Despite the lesser communication, the myrinet is observed to markedly increase code performance. This occurs even when using 1 CPU since the MPI communcation routines are still called and the single processor communicates with itself. The single CPU run times are 122% faster using the myrinet than using the ethernet network. For both networks superlinear scaling is observed up to 8 CPUs; however, a performance reduction is observed when going to 9 CPUs since one of the machines is now running both processors which must share a common memory and bus. Adding more processors alleviates this problem until the full 16 CPUs at which point the primary CPU running system applications is also utilized. EFFECT OF COMPILER OPTIMIZATIONS:
Fortran compilers allow for several levels of compiler optimizations which are specified during compilation:
mpif77 code.f No optimization
mpif77 -O2 code.f Minimal optimization
mpif77 -O3 code.f Strong optimization
mpif77 -O4 code.f Strongest optimization
These optimization flags alert the comiler to attempt to varying degrees to optimize the resulting assembly language executable file. Care should be taken by the user to ensure that the compiler interprets the code in the correct manner (ie. the results do not change), and added optimization requires longer compilation time. Note also that the relative performance gains incurred by compiler optimizations are stongly code dependent; users should perform testing with their own codes. Results for the present finite difference code are presented in Fig. 4 which shows nearly a doubling in code performance using anything by the default optimization. All results presented above were compiled using -O3 optimization.

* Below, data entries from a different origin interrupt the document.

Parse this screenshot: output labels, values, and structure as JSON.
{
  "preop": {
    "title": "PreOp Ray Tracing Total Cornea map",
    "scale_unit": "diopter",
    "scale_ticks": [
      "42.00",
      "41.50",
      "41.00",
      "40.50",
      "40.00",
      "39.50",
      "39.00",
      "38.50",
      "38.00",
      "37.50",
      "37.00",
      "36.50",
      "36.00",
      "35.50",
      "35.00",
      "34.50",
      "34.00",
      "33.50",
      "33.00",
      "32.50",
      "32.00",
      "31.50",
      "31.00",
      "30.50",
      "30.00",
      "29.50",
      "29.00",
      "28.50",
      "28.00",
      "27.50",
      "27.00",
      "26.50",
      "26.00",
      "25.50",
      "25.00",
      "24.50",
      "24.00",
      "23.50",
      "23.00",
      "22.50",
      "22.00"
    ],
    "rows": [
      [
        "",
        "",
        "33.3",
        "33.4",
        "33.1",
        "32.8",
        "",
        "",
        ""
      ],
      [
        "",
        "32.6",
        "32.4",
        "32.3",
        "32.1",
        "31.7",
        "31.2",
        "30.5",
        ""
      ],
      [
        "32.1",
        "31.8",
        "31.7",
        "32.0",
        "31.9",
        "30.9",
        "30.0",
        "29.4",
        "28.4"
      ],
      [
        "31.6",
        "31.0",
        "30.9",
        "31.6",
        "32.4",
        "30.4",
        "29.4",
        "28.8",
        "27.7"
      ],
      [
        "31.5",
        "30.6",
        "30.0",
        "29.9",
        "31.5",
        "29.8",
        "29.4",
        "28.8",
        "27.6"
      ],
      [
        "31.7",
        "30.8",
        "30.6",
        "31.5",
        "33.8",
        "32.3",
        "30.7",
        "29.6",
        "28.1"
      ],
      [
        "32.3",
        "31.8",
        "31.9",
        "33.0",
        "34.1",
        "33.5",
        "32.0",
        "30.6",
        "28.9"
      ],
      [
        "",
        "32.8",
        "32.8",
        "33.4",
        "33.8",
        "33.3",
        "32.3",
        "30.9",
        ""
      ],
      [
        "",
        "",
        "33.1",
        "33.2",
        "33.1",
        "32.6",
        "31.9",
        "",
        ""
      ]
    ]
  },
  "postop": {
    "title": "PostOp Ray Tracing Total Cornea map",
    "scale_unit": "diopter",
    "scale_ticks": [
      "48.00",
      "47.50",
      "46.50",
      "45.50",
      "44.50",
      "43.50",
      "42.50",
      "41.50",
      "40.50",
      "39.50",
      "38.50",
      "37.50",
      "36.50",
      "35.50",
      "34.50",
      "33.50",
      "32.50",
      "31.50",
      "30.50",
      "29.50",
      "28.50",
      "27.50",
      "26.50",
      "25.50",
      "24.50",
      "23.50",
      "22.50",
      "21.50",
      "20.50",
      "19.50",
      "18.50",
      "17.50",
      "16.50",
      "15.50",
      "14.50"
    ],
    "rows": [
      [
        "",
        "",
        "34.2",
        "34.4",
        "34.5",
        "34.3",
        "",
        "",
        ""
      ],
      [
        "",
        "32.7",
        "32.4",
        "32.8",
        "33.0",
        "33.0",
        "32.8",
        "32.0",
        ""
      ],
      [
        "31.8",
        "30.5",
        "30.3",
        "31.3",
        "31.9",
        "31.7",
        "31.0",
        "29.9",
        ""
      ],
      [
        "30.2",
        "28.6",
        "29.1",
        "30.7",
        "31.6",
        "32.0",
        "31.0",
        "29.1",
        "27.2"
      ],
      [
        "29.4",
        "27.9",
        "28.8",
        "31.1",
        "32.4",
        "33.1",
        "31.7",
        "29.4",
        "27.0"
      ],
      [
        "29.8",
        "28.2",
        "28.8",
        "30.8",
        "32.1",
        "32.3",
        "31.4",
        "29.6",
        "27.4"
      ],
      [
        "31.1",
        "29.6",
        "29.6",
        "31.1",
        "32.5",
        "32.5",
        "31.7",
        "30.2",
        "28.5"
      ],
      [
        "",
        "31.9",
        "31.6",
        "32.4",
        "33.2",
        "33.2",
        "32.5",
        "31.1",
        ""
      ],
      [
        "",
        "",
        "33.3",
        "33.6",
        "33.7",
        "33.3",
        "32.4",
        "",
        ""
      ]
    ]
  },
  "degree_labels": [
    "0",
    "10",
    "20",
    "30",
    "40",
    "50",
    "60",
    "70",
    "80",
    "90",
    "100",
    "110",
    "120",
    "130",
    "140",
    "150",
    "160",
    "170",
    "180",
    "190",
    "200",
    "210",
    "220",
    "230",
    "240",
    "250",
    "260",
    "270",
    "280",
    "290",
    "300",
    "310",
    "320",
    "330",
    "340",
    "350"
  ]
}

COMPARISON WITH SUN HPC6000 AND SGI ORIGIN2000:
In this section the performance of the finite difference code with 1D domain decomposition in the x direction is compared with the University's 16 processor SUN HPC 6000 shared memory parallel computer (`Helios'), and with the Silicon Graphics Origin2000 parallel supercomputer at the National Computational Science Alliance (NCSA) at the University of Illinois at Urbana-Champaign (1520 CPUs). Both the SUN and the SGI machines are shared memory computers, and both cost substantially more than a beowulf cluster. For example, the beowulf cost approximately $26,000 during the summer of 2000; the SUN, which also has 16 CPUs, would cost `in the ballpark' of $500,000. Both the SUN and SGI machines use chips with significantly higher floating point operation performance than a typical PC chip. Memory bus speeds and bandwidth are also much greater, and the L2 cache memory size is much larger compared with the 256KB L2 cache on the beowulf. For example, the SGI Origin2000 at NCSA uses both 195MHz and 250MHz R10000 processors with a 4MB L2 cache memory. In contrast, the beowulf has a much faster (700 MHz) clock speed. Figure 5 presents performance results for the 2048 x 16 grid point finite difference code using the three computers and a range of numbers of processors. Considering the hardware specs, the myrinet equiped beowulf does a remarkable job of `keeping' up with the shared memory machines. The SUN HPC is actually approximately linear at 16 CPUs relative to its own single processor performance (the curvature is due to super linear performance for less CPUs). Performance on the SGI machine scales super-linearly throughout the range of processors tested; this same code has shown near linear scaling up to 220 CPUs (the maximum tested) on a comparable supercomputer. Single CPU relative performance of the code on the three machines is presented in Fig. 6. As expected, the floating point optimized chips on the SGI and SUN machines calculate the sinlge CPU problem faster than the PC chip based beowulf when `generic' fast ethernet is used. However, when the myrinet network is used for communication the faster clock speed now makes up for the slower bus speed on the PC chips, and the beowulf actually surpasses the single CPU performance of the more expensive computers.
Figure 7 shows the total simulation time for a 256 x 256 x 256 run using the Monte Carlo grain growth code. This particular code is extremely communication intensive, and the myrinet network shows a 46% performance gain in comparison to the fast ethernet network. Results are also shown for the SUN HPC6000 which communicates rapidly through its shared memory.